If you TAKE 1000 records from a table of 1000 records, it will be equivalent (with little significant differences) to TAKE 1000 records from 1 billion, as long as you are following the case of (1) no order by, or (2) order by against an index

如果您从1000个记录表中获取1000条记录,只要您遵循以下情况(1)没有订单,或者(2),它将与10亿条TAKE 1000条记录相当(几乎没有显着差异)按索引排序

#3


0  

It would be approximately linear, as long as you specify no fields, no ordering, and all the records. But that doesn't buy you much. It falls apart as soon as your query wants to do something useful.

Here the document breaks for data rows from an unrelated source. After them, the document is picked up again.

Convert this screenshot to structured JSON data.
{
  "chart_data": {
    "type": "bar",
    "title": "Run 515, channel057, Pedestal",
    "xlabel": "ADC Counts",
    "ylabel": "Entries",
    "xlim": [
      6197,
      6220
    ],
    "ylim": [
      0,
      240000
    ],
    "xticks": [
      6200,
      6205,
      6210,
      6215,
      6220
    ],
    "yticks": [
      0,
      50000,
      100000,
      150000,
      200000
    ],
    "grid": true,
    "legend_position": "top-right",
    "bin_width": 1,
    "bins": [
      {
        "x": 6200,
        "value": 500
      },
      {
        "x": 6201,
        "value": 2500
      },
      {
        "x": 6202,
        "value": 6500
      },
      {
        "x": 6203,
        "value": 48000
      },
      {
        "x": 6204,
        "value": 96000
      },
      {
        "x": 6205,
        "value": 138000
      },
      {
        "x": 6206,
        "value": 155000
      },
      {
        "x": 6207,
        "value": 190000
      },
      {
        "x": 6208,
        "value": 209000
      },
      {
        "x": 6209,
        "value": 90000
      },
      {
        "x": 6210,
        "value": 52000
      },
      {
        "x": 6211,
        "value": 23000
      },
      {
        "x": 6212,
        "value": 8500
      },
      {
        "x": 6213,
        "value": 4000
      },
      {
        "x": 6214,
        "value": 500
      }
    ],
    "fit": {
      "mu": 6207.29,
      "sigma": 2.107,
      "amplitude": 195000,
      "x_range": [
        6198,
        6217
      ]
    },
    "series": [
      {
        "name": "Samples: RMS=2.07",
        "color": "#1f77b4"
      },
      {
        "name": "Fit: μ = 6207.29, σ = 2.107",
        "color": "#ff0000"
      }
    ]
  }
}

只要您没有指定字段,没有排序和所有记录,它将是近似线性的。但这并没有给你带来多少好处。一旦您的查询想要做一些有用的事情,它就会崩溃。

This would be quite a bit more interesting if you intended to draw some useful conclusion and tell us about the way it would be used to make a design choice in some context.

如果您打算得出一些有用的结论并告诉我们在某些上下文中用于设计选择的方式,这将会更有趣。

Thanks for the clarification.

谢谢你的澄清。

In my experience, real applications with real users seldom have interesting or useful queries that return entire million-row tables. Users want to know about their own activity, or a specific forum thread, etc. So unless yours is an unusual case, by the time you've really got their selection criteria in hand, you'll be talking about reasonable result sizes.

根据我的经验,真实用户的真实应用程序很少有有趣或有用的查询返回整个百万行表。用户想要了解他们自己的活动,或者特定的论坛帖子等等。因此,除非你的情况不同寻常,当你真正掌握他们的选择标准时,你将谈论合理的结果大小。

In any case, users wouldn't be able to do anything useful with many rows over several hundred, transporting them would take a long time, and they couldn't scroll through it in any reasonable way.

在任何情况下,用户将无法对数百行以上的任何行进行任何有用的操作,运输它们需要很长时间,并且它们无法以任何合理的方式滚动它。

MySQL has the LIMIT and OFFSET (starting record #) modifiers primarlly for the exact purpose of creating chunks of a list for paging as you describe.

MySQL具有LIMIT和OFFSET(起始记录#)修饰符,主要用于为您描述的创建分页列表的确切目的。

It's way counterproductive to start thinking about schema design and record purging until you've used up this and a bunch of other strategies. In this case don't solve problems you don't have yet. Several-million-row tables are not big, practically speaking, as long as they are correctly indexed.

在你用完这个和其他一些策略之前,开始考虑模式设计和记录清除会适得其反。在这种情况下,不要解决你还没有的问题。实际上,几百万行表并不大,只要它们被正确编入索引即可。